O “Manuscrito inédito de 1931” de Freud: o retorno de um recalcado
No último sábado foi oficialmente lançado, na Sociedade Brasileira de Psicanálise de São Paulo, o “Manuscrito inédito de 1931” de Sigmund Freud, livro organizado por Alexandre Socha, psicanalista da SBPSP, e editado pela Blucher editora. O lançamento aconteceu em um evento que contou com a presença de Elsa Vera Kunze Post Susemihl, quem cuidou da primorosa tradução do texto original, em alemão, Luís Carlos Menezes, que escreve o posfácio do livro, e Renato Mezan, que brindou a plateia com uma primorosa explanação do contexto histórico que inspirou e deu origem ao manuscrito perdido do pai da psicanálise.
Trata-se de uma obra introdutória à psicanálise, escrita por Freud para leigos, e sobretudo voltada para o público norte-americano. No manuscrito original Freud apresenta as três teorias fundamentais da Psicanálise de maneira clara, direta e didática.
O manuscrito inédito é, na verdade, o primeiro capítulo de uma obra escrita em parceria com o amigo William C. Bullitt, que foi embaixador dos Estados Unidos em vários países importantes da Europa, e que junto com Marie Bonaparte ajudou Freud a escapar dos nazistas. O texto compunha o primeiro capítulo de um livro quase todo escrito por Bullitt sobre o presidente americano Thomas Woodrow Wilson, que governou o país de 1913 a 1921 e conduziu parca e desastrosamente as negociações do tratado de Versalhes, ao fim da I Guerra Mundial. Este livro pretendia ser um estudo de caso psicológico sobre o desastrado presidente, mas só chegou a ser publicado em 1966. O motivo teria sido uma série de desencontros entre Freud e Bullitt, mas acima de tudo, por conta de discordâncias que ambos mantinham acerca das reflexões científicas que Freud faz sobre o Cristo e o cristianismo, no texto do primeiro capítulo.

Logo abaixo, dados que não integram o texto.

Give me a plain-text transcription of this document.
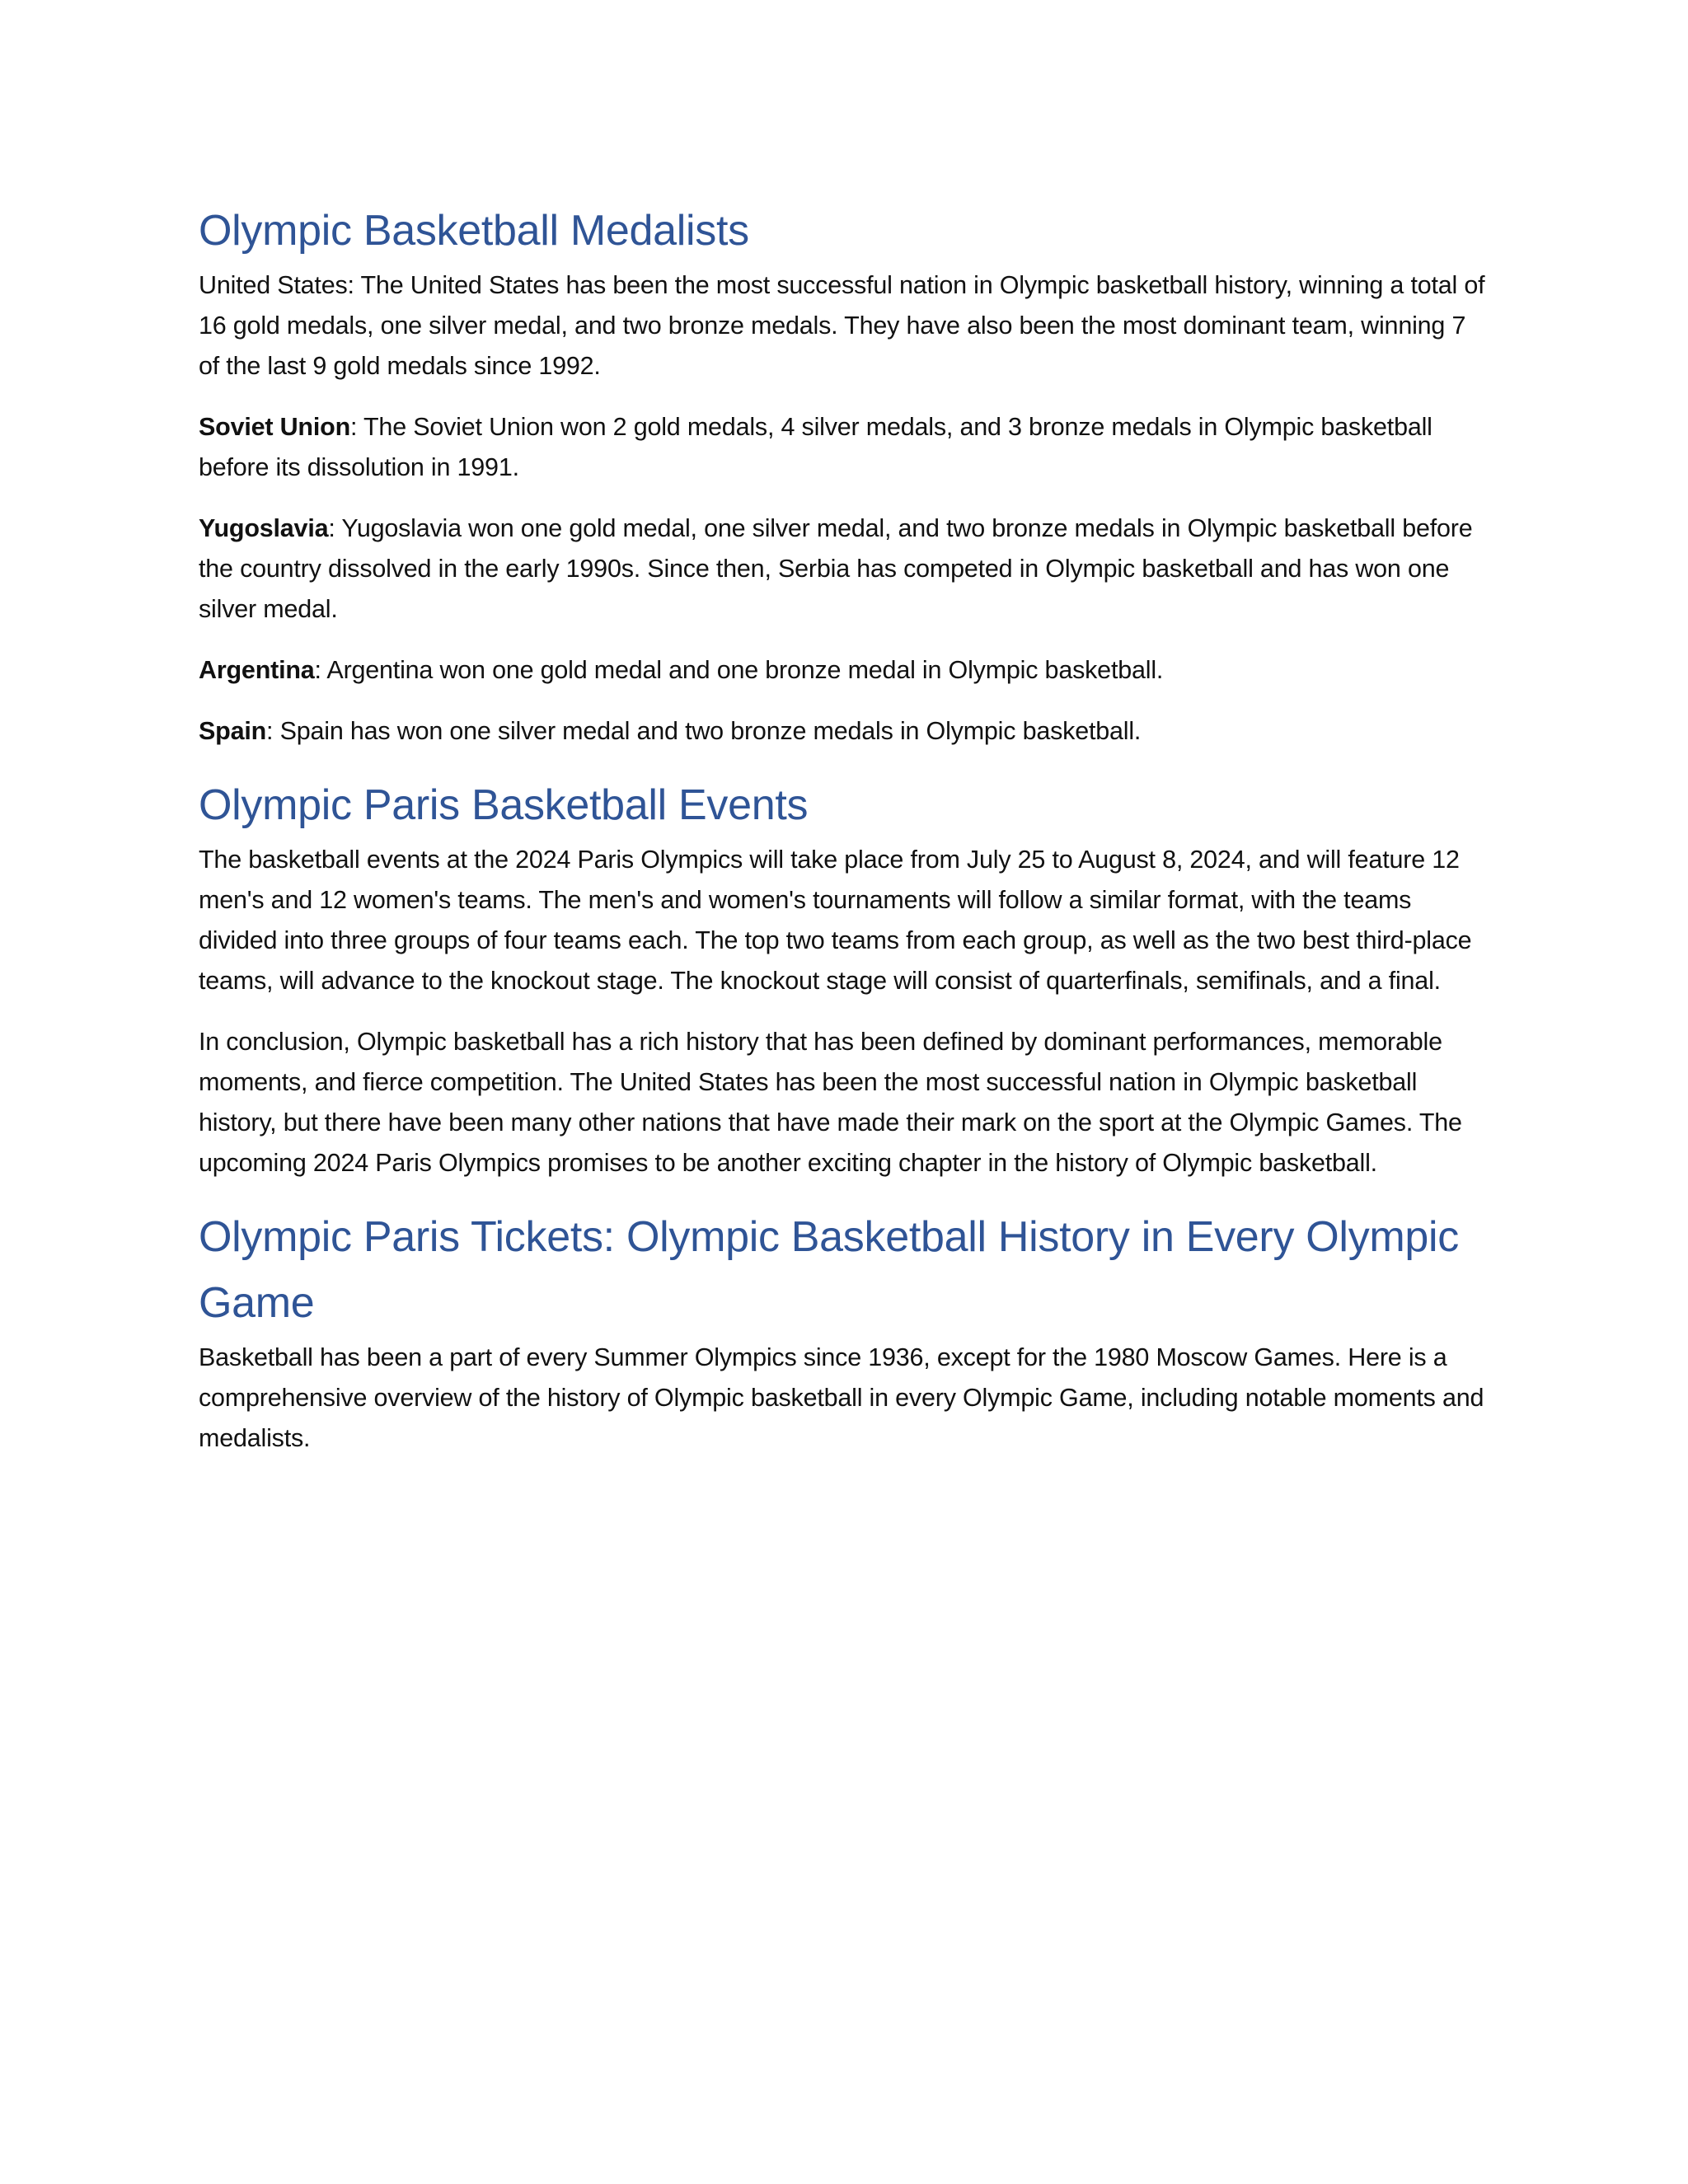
Olympic Basketball Medalists

United States: The United States has been the most successful nation in Olympic basketball history, winning a total of 16 gold medals, one silver medal, and two bronze medals. They have also been the most dominant team, winning 7 of the last 9 gold medals since 1992.

Soviet Union: The Soviet Union won 2 gold medals, 4 silver medals, and 3 bronze medals in Olympic basketball before its dissolution in 1991.

Yugoslavia: Yugoslavia won one gold medal, one silver medal, and two bronze medals in Olympic basketball before the country dissolved in the early 1990s. Since then, Serbia has competed in Olympic basketball and has won one silver medal.

Argentina: Argentina won one gold medal and one bronze medal in Olympic basketball.

Spain: Spain has won one silver medal and two bronze medals in Olympic basketball.

Olympic Paris Basketball Events

The basketball events at the 2024 Paris Olympics will take place from July 25 to August 8, 2024, and will feature 12 men's and 12 women's teams. The men's and women's tournaments will follow a similar format, with the teams divided into three groups of four teams each. The top two teams from each group, as well as the two best third-place teams, will advance to the knockout stage. The knockout stage will consist of quarterfinals, semifinals, and a final.

In conclusion, Olympic basketball has a rich history that has been defined by dominant performances, memorable moments, and fierce competition. The United States has been the most successful nation in Olympic basketball history, but there have been many other nations that have made their mark on the sport at the Olympic Games. The upcoming 2024 Paris Olympics promises to be another exciting chapter in the history of Olympic basketball.

Olympic Paris Tickets: Olympic Basketball History in Every Olympic Game

Basketball has been a part of every Summer Olympics since 1936, except for the 1980 Moscow Games. Here is a comprehensive overview of the history of Olympic basketball in every Olympic Game, including notable moments and medalists.
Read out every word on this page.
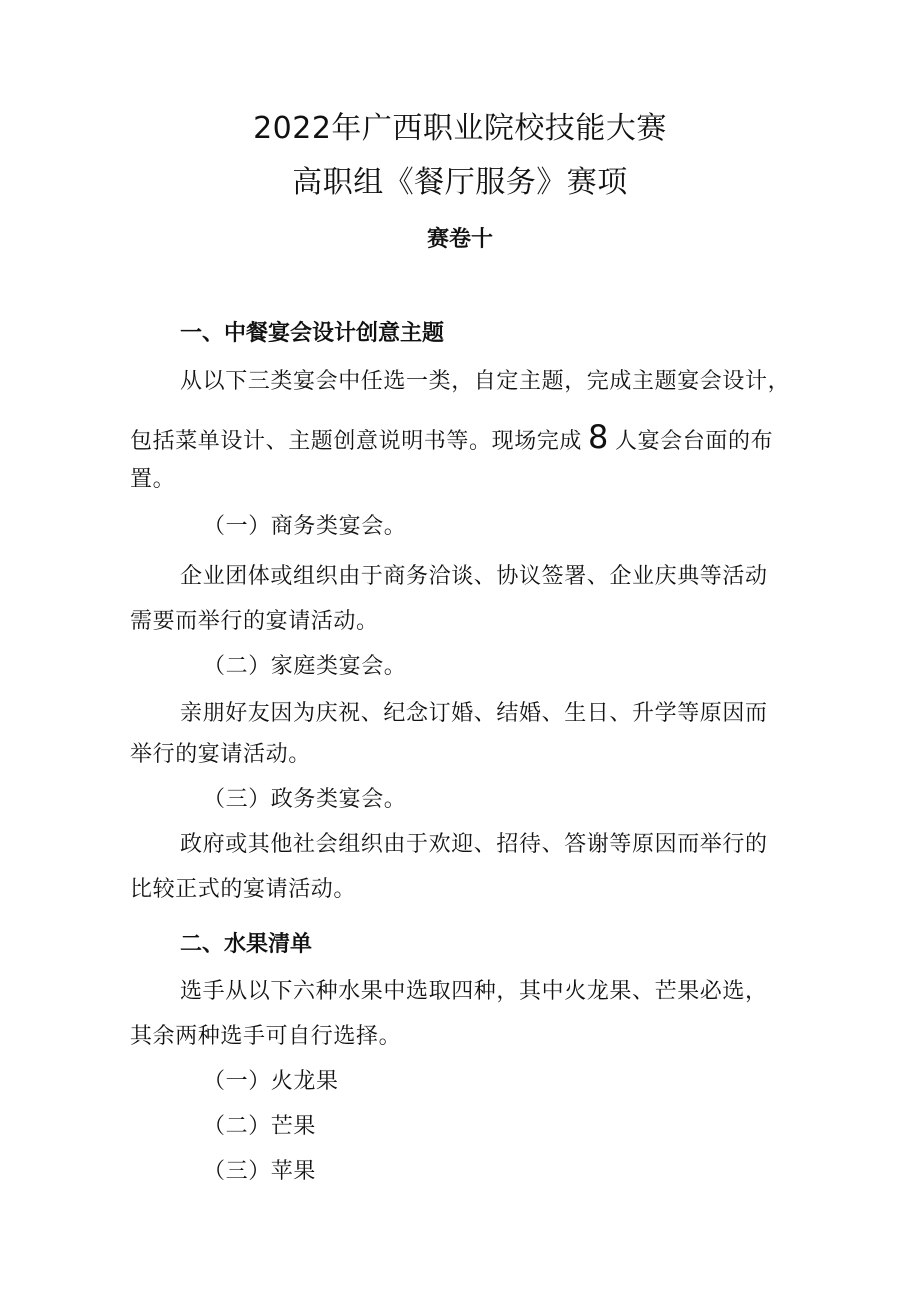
2022年广西职业院校技能大赛
高职组《餐厅服务》赛项
赛卷十
一、中餐宴会设计创意主题
从以下三类宴会中任选一类，自定主题，完成主题宴会设计，
包括菜单设计、主题创意说明书等。现场完成 8 人宴会台面的布
置。
（一）商务类宴会。
企业团体或组织由于商务洽谈、协议签署、企业庆典等活动
需要而举行的宴请活动。
（二）家庭类宴会。
亲朋好友因为庆祝、纪念订婚、结婚、生日、升学等原因而
举行的宴请活动。
（三）政务类宴会。
政府或其他社会组织由于欢迎、招待、答谢等原因而举行的
比较正式的宴请活动。
二、水果清单
选手从以下六种水果中选取四种，其中火龙果、芒果必选，
其余两种选手可自行选择。
（一）火龙果
（二）芒果
（三）苹果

Contudo, a riqueza do exemplar recentemente lançado consiste no fato de que o texto está mais completo do que aquele lançado em 1966, além da apresentação da análise inédita do simbolismo da figura de Cristo à luz da teoria psicanalítica, encerrando o esforço que o cristianismo empregou com o fim de resolver a questão da culpa inconsciente. Podemos afirmar também que o manuscrito se apresenta como uma alternativa didática para uma nova trajetória de apresentação da Psicanálise em cursos introdutórios desta disciplina. Além disso, o prefácio e o posfácio coroam a edição, tanto pelo rico e delicioso recorte histórico que contextualiza o nascimento do projeto comum a Freud e Bullitt, apresentado por Socha no início do livro, quanto pela pesquisa textual de Menezes, que aponta as diferenças entre o artigo de 1966 e o atual.
Mas as perguntas que emergem diante da qualidade e utilidade do manuscrito para o estudo e divulgação da Psicanálise é como um texto desses ficou tanto tempo desaparecido? E porque ressurgiu justamente agora? Talvez não nos seja possível encontrar a resposta à primeira pergunta, mas certamente cumpre-nos admitir que possivelmente o acaso não tenha exercido uma função assim tão primordial no que diz respeito ao ressurgimento do texto, como parece querer acreditar o organizador do livro, logo na frase inaugural da publicação. Acontece que as linhas do Inconsciente revelam uma coerência que quase sempre escapa ao primeiro olhar, pois é sempre através das entrelinhas dos atos falhos ou sonhos que ele retorna, revelando o afeto recalcado. O livro, assim como o texto do Freud, desafiador e revelador das vicissitudes de uma época que, de maneira semelhante à nossa, foi sendo marcada pelo conservadorismo, pelos fascismos, pela militarização das nações e pela tensão psicótica entre os povos, ressurge como o retorno do recalcado, libertando as mentes e os corações para o pensamento livre, fruto do eterno movimento do desejo humano.